Like in this almost identical question there are two ways to solve this, one is acknowledging that $f(-1)f(2) \lt 0$, the other applying the theorems for the two possible scenarios $x_1 \lt -1 \lt x_2 \lt 2$ and $-1 \lt x_1 \lt 2 \lt x_2$.

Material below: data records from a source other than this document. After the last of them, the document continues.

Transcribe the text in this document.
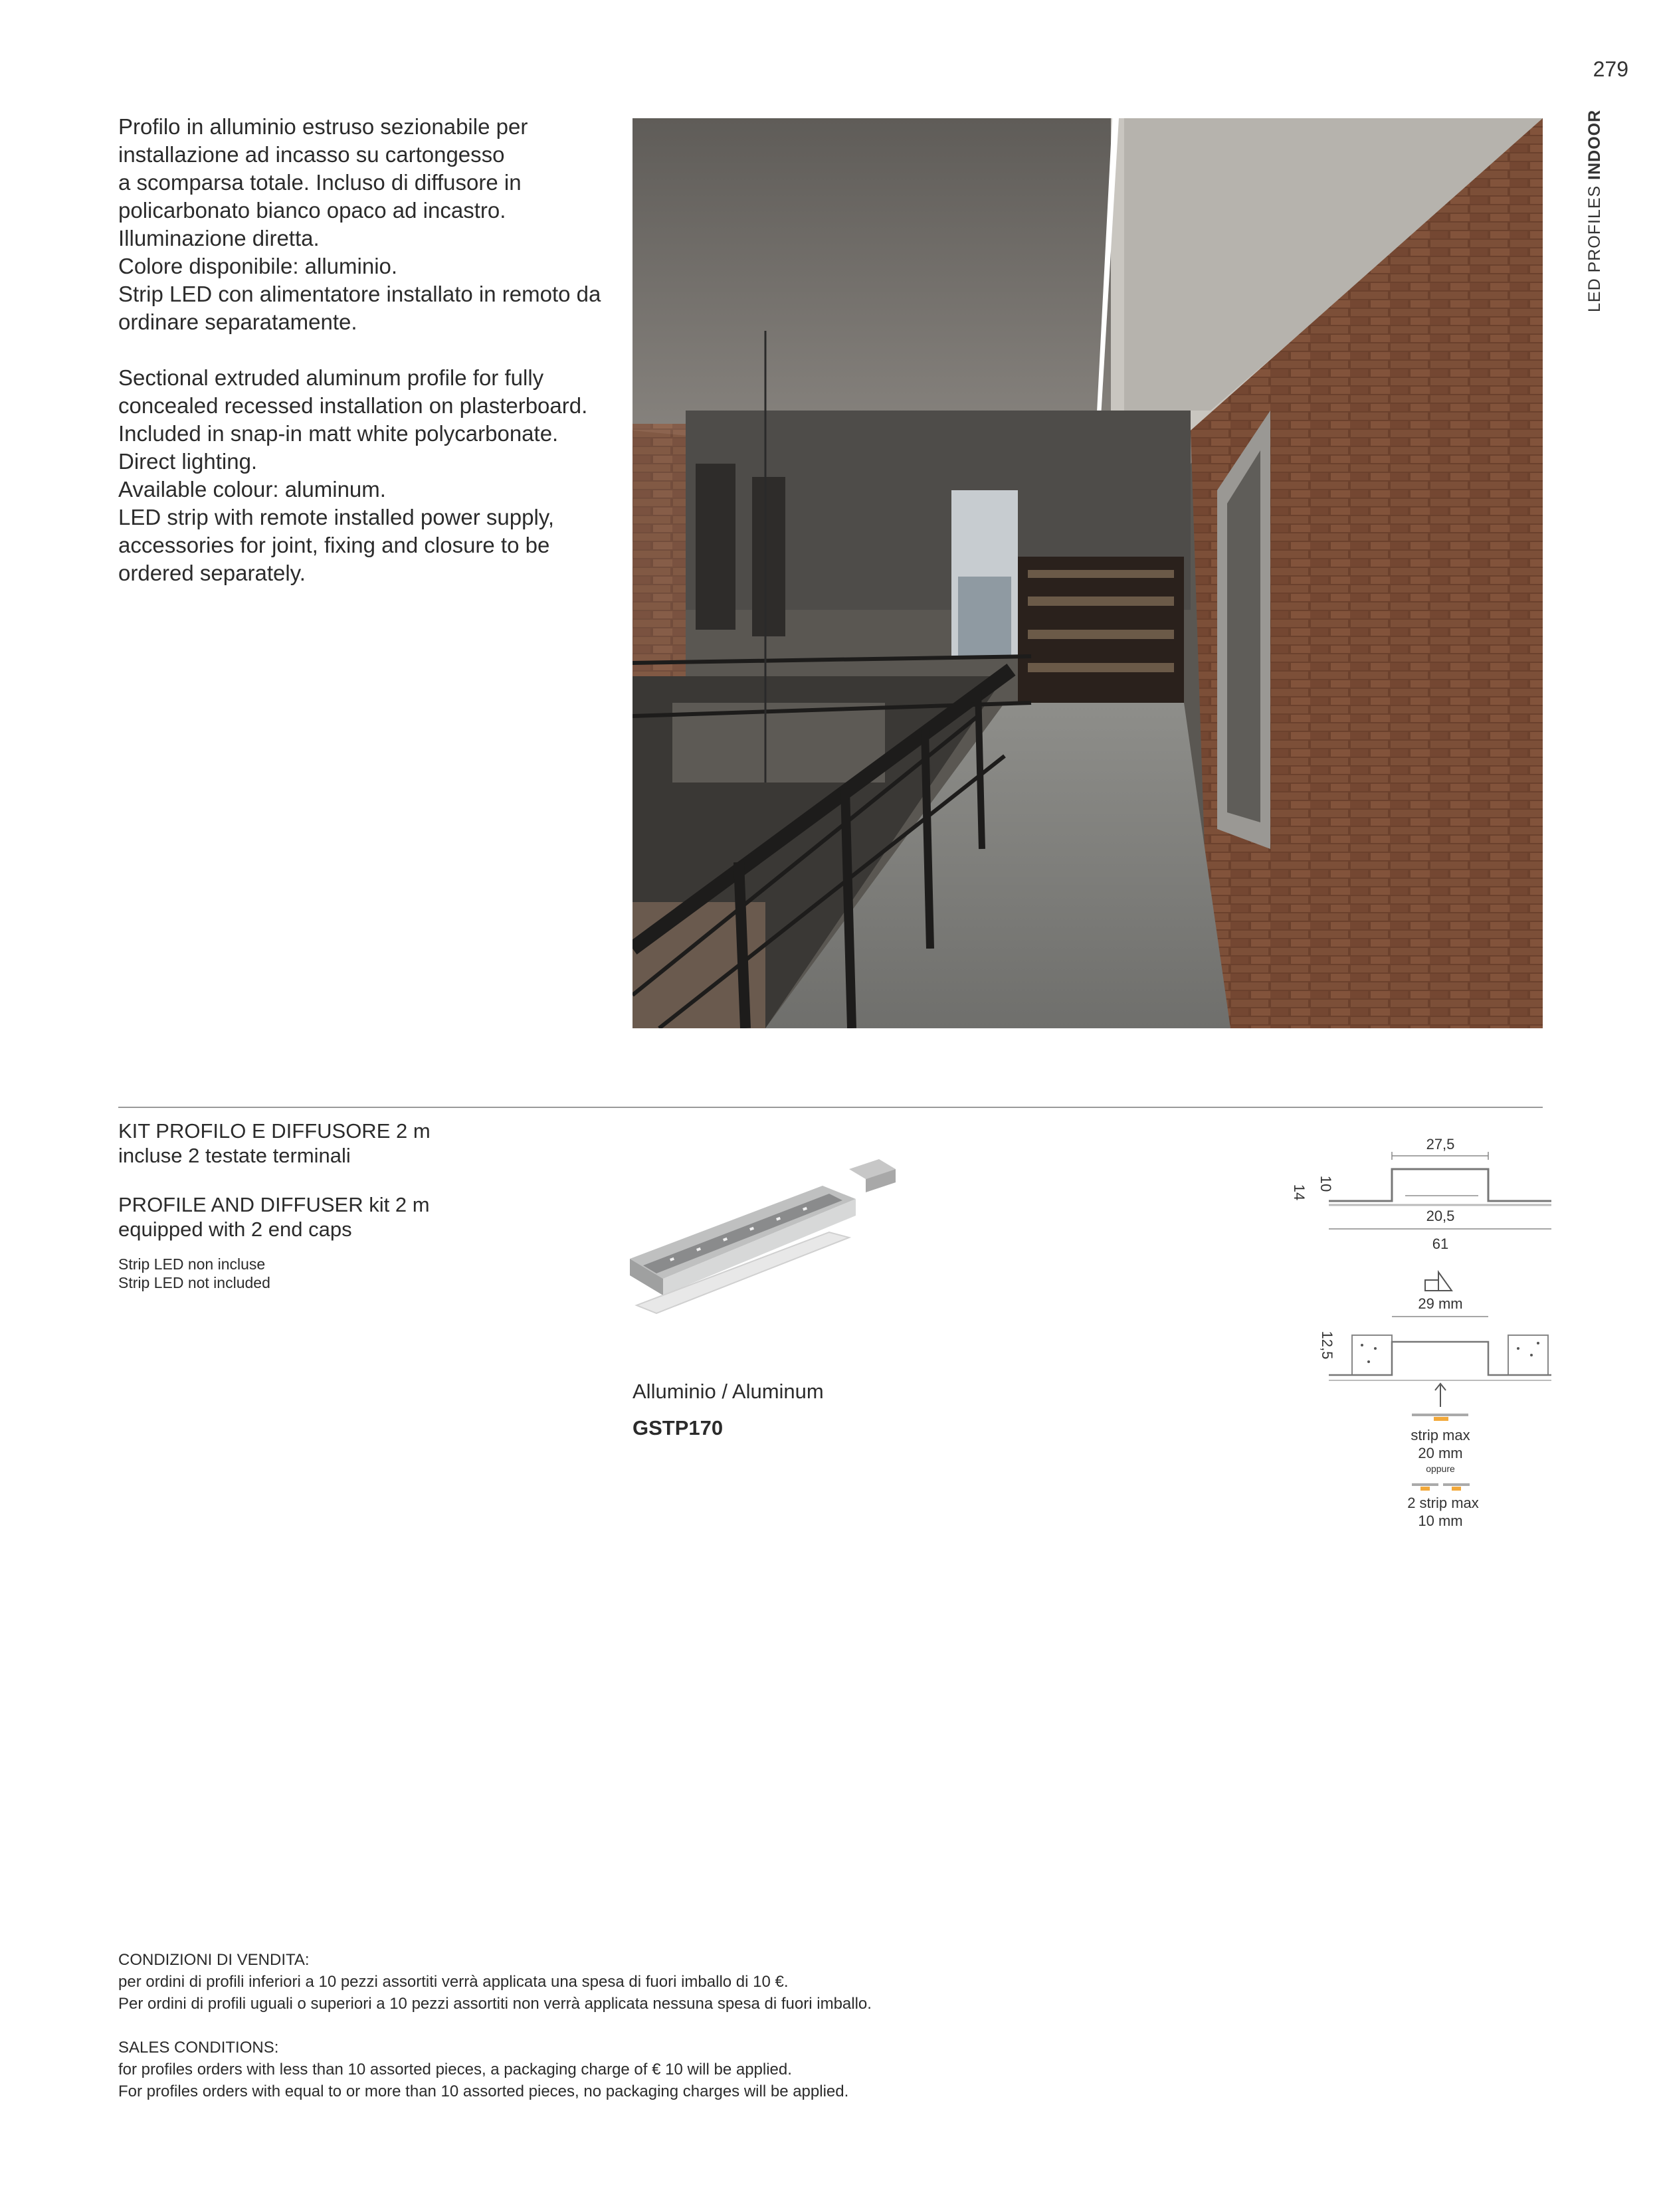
279
LED PROFILES INDOOR

Profilo in alluminio estruso sezionabile per

installazione ad incasso su cartongesso

a scomparsa totale. Incluso di diffusore in

policarbonato bianco opaco ad incastro.

Illuminazione diretta.

Colore disponibile: alluminio.

Strip LED con alimentatore installato in remoto da

ordinare separatamente.

Sectional extruded aluminum profile for fully

concealed recessed installation on plasterboard.

Included in snap-in matt white polycarbonate.

Direct lighting.

Available colour: aluminum.

LED strip with remote installed power supply,

accessories for joint, fixing and closure to be

ordered separately.

KIT PROFILO E DIFFUSORE 2 m
incluse 2 testate terminali
PROFILE AND DIFFUSER kit 2 m
equipped with 2 end caps
Strip LED non incluse
Strip LED not included
Alluminio / Aluminum
GSTP170
27,5
20,5
61
10
14
29 mm
12,5
strip max
20 mm
oppure
2 strip max
10 mm

CONDIZIONI DI VENDITA:

per ordini di profili inferiori a 10 pezzi assortiti verrà applicata una spesa di fuori imballo di 10 €.

Per ordini di profili uguali o superiori a 10 pezzi assortiti non verrà applicata nessuna spesa di fuori imballo.

SALES CONDITIONS:

for profiles orders with less than 10 assorted pieces, a packaging charge of € 10 will be applied.

For profiles orders with equal to or more than 10 assorted pieces, no packaging charges will be applied.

Doing $f(-1)f(2)<0$, we have: $ \begin{align*} \left(m(-1)^2-2(m-1)(-1)-m-1\right)\left(m2^2-2(m-1)2-m-1\right)&\lt0\\\ (2m-3)(-m+3) & \lt 0 \\\ -2m^2+9m-9 & \lt 0 \\\ m \lt \frac{3}{2} \quad \vee \quad m \gt 3 \end{align*} $
The thing is that this answer is wrong since the correct one is $m \lt \frac{3}{2} \quad \wedge \quad m \neq 0 \quad \vee \quad m \gt 3$. How do I get to know and not only verify that $m \neq 0$ what did I do wrong?

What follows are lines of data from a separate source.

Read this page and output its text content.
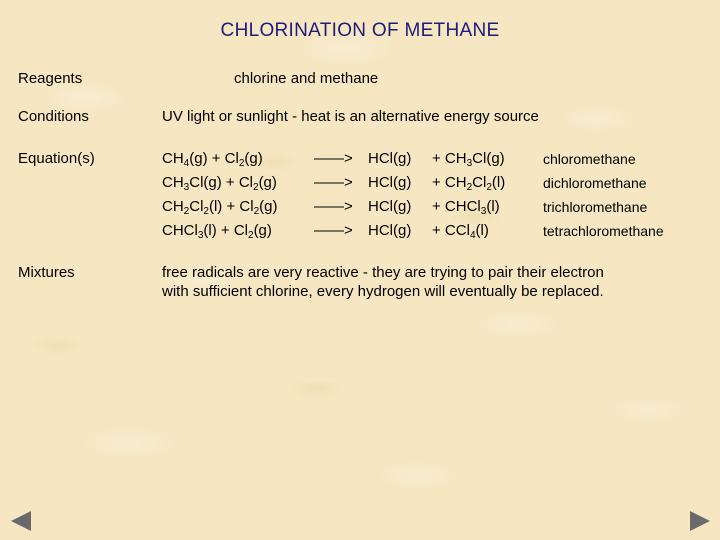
CHLORINATION OF METHANE
Reagents	chlorine and methane
Conditions	UV light or sunlight - heat is an alternative energy source
Equation(s)	$CH_4(g) + Cl_2(g)$	——> $HCl(g) + CH_3Cl(g)$	chloromethane
$CH_3Cl(g) + Cl_2(g)$ ——> $HCl(g) + CH_2Cl_2(l)$	dichloromethane
$CH_2Cl_2(l) + Cl_2(g)$ ——> HCl(g) + CHCl$_3$(l)	trichloromethane
CHCl$_3$(l) + $Cl_2(g)$	——> HCl(g) + CCl$_4$(l)	tetrachloromethane
Mixtures	free radicals are very reactive - they are trying to pair their electron
with sufficient chlorine, every hydrogen will eventually be replaced.
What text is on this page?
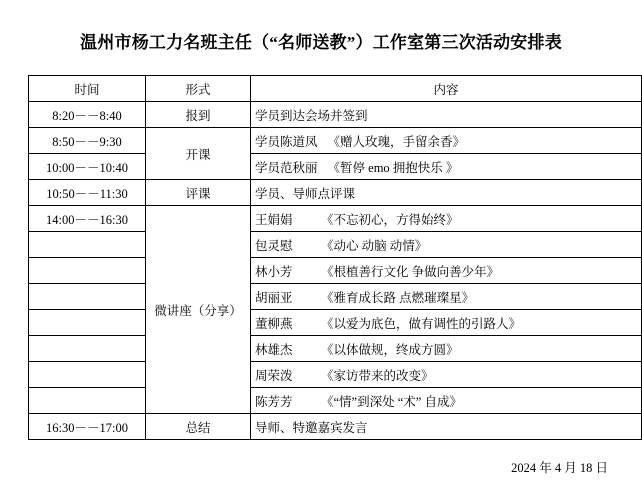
温州市杨工力名班主任（“名师送教”）工作室第三次活动安排表
时间	形式	内容
8:20－－8:40	报到	学员到达会场并签到
8:50－－9:30	开课	学员陈道凤 《赠人玫瑰，手留余香》
10:00－－10:40		学员范秋丽 《暂停 emo 拥抱快乐 》
10:50－－11:30	评课	学员、导师点评课
14:00－－16:30	微讲座（分享）	王娟娟 《不忘初心，方得始终》
		包灵慰 《动心 动脑 动情》
		林小芳 《根植善行文化 争做向善少年》
		胡丽亚 《雅育成长路 点燃璀璨星》
		董柳燕 《以爱为底色，做有调性的引路人》
		林雄杰 《以体做规，终成方圆》
		周荣泼 《家访带来的改变》
		陈芳芳 《“情”到深处 “术” 自成》
16:30－－17:00	总结	导师、特邀嘉宾发言
2024 年 4 月 18 日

Using the theorems in the scenarios I.$ \quad x_1 \lt -1 \lt x_2 \lt 2$ and II.$ \quad -1 \lt x_1 \lt 2 \lt x_2$, we have:
I. $x_1 \lt -1 \lt x_2 \lt 2 \implies \Bigl(af(-1) \lt 0\Bigr) \wedge \Bigl(af(2) \gt 0\Bigr) \wedge \Bigl(\Delta \gt 0 \Bigr)\wedge \Bigl( \frac{S}{2} \lt 2\Bigr).$
II. $ -1 \lt x_1 \lt 2 \lt x_2 \implies \Bigl( af(-1) \gt 0\Bigr)\wedge\Bigl( af(2) \lt 0\Bigr) \wedge \Bigl(\Delta \gt 0 \Bigr) \wedge\Bigl(\frac{S}{2} \gt -1 \Bigr)$
So both I and II have the condition $\Delta \gt 0$ in common. \begin{align*} \Delta \gt 0 &\implies [-2(m-1)]^2-4m(-m-1) \gt 0\\\ &\implies 8m^2-4m+4 \gt 0 \\\ \end{align*}
The problem is that the $\Delta$ from the equation $8m^2-4m+4=0$ is negative. $\Delta = b^2-4ac = (-4)^2-4(8)(4) \lt 0 \implies \nexists m$ such that $8m^2-4m+4=0 \implies \nexists m$ such that $[-2(m-1)]^2-4m(-m-1) \gt 0$. So doesn't matter what the others conditions says in I (or in II), intersecting them all will give an empty set. And therefore I $\cup$ II will give $\emptyset$.
So I am doing it wrong both ways. Any thoughts on that?